I don't have many corals, but would like to get rid of these things to save the few I do have (a couple mushrooms, really). Not only that, they're spreading fast and they're... well, ugly.
So far, most of the non-chemical treatments I've seen have been a particular nudibranch, a copper-band butterfly, and the peppermint shrimp. The problem is that I have a Toby puffer (hawaiian blue-spotted) and a spiny puffer (small). I have tried introducing a Peppermint shrimp into the tank about a month ago just because I'd like to have one, and the results were... well, he didn't hit the bottom of the tank. I can assume the same will come of the nudibranch.
I've read a couple places that say hermit crabs will attack them, but I've got plenty of those (about two dozen) and they've obviously been lazy. My toby doesn't bother them either. As for the butterfly fish, I think my tank is way too small for that -- it's a 34g (it's too small for the spiny puffer, too, but he'll be moved shortly).
I'd still like to avoid chemical treatment if possible but I'm having to move around corals now just so that they aren't "attacked". Need to do something relatively fast I think. Don't really want to cook the rock, because that'll kill everything on it... and this stuff is expensive!

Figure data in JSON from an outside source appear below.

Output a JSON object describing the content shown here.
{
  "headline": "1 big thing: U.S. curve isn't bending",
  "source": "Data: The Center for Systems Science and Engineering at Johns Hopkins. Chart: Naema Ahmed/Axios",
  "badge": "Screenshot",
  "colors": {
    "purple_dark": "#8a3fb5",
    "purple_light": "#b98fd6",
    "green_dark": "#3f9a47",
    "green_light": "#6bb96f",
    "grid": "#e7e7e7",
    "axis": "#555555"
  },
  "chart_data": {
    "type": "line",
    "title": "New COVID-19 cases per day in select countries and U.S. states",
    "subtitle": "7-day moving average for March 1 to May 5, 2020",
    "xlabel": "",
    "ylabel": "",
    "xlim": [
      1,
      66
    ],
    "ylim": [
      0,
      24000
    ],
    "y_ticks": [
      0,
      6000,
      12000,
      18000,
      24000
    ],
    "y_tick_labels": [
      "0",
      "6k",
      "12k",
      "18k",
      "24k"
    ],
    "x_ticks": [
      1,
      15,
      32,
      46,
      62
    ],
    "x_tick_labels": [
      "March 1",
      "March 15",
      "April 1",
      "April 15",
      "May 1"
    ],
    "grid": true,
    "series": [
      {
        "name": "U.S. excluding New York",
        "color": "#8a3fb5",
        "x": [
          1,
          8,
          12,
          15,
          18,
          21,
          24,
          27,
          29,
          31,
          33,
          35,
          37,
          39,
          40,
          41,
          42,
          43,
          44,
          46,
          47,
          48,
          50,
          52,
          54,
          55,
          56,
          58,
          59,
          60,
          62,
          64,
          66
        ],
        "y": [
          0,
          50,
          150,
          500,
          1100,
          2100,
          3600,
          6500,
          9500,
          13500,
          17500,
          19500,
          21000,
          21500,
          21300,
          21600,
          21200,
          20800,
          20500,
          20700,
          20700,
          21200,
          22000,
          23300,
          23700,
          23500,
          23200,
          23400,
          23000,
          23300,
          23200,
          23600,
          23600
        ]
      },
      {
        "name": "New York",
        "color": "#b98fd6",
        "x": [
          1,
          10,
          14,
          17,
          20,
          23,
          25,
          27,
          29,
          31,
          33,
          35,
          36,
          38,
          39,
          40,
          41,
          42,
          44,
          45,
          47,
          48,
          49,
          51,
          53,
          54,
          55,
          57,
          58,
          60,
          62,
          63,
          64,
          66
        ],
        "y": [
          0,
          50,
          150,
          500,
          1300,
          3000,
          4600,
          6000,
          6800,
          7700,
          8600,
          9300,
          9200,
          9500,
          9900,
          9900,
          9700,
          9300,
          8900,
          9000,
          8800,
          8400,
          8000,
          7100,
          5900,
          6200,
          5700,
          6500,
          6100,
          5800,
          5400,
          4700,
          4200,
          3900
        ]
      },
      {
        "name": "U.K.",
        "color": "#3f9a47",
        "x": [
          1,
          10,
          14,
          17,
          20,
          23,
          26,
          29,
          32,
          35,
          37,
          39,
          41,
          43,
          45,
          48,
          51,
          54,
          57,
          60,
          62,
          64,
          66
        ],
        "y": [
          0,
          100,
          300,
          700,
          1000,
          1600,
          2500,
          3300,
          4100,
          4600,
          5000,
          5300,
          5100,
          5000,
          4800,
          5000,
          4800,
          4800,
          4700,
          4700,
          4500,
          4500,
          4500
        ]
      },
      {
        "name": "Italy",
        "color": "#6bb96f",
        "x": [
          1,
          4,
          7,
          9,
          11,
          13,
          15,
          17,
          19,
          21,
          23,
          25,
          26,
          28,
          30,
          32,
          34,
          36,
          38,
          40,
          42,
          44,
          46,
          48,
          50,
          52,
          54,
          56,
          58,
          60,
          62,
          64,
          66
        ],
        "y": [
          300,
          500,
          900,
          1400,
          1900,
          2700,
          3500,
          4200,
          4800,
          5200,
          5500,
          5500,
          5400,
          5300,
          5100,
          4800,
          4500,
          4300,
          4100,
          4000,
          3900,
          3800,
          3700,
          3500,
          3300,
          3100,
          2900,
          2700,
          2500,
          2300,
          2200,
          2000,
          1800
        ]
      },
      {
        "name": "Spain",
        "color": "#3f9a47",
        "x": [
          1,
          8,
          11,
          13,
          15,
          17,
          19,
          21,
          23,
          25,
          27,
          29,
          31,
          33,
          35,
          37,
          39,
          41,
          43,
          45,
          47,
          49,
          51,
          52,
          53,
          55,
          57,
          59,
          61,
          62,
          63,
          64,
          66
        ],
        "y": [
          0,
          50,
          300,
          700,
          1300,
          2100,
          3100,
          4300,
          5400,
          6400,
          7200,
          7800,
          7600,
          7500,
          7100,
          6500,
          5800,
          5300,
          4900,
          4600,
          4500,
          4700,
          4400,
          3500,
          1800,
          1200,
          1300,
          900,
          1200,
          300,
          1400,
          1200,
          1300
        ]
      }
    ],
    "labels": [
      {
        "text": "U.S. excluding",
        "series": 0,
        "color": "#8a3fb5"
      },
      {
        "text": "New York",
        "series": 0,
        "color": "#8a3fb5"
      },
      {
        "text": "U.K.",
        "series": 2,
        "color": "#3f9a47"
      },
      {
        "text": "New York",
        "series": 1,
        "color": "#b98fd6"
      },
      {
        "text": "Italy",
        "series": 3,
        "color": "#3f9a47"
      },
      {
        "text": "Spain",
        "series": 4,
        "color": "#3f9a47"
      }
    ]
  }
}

Would it be okay to, say, get a butterfly fish, let it do its thing, and then get rid of it (sell back to LFS, give to someone else, etc)? We've got a 75g at work I can transport it to, but it's not the best maintained tank, so if they aren't hardy fish it would be a bad option.
 

saltfan

Active Member
Boil some water, go get a syringe and fill it with the boiling water, shoot it at the aptasia, they gone. I've done this personally so I know it works.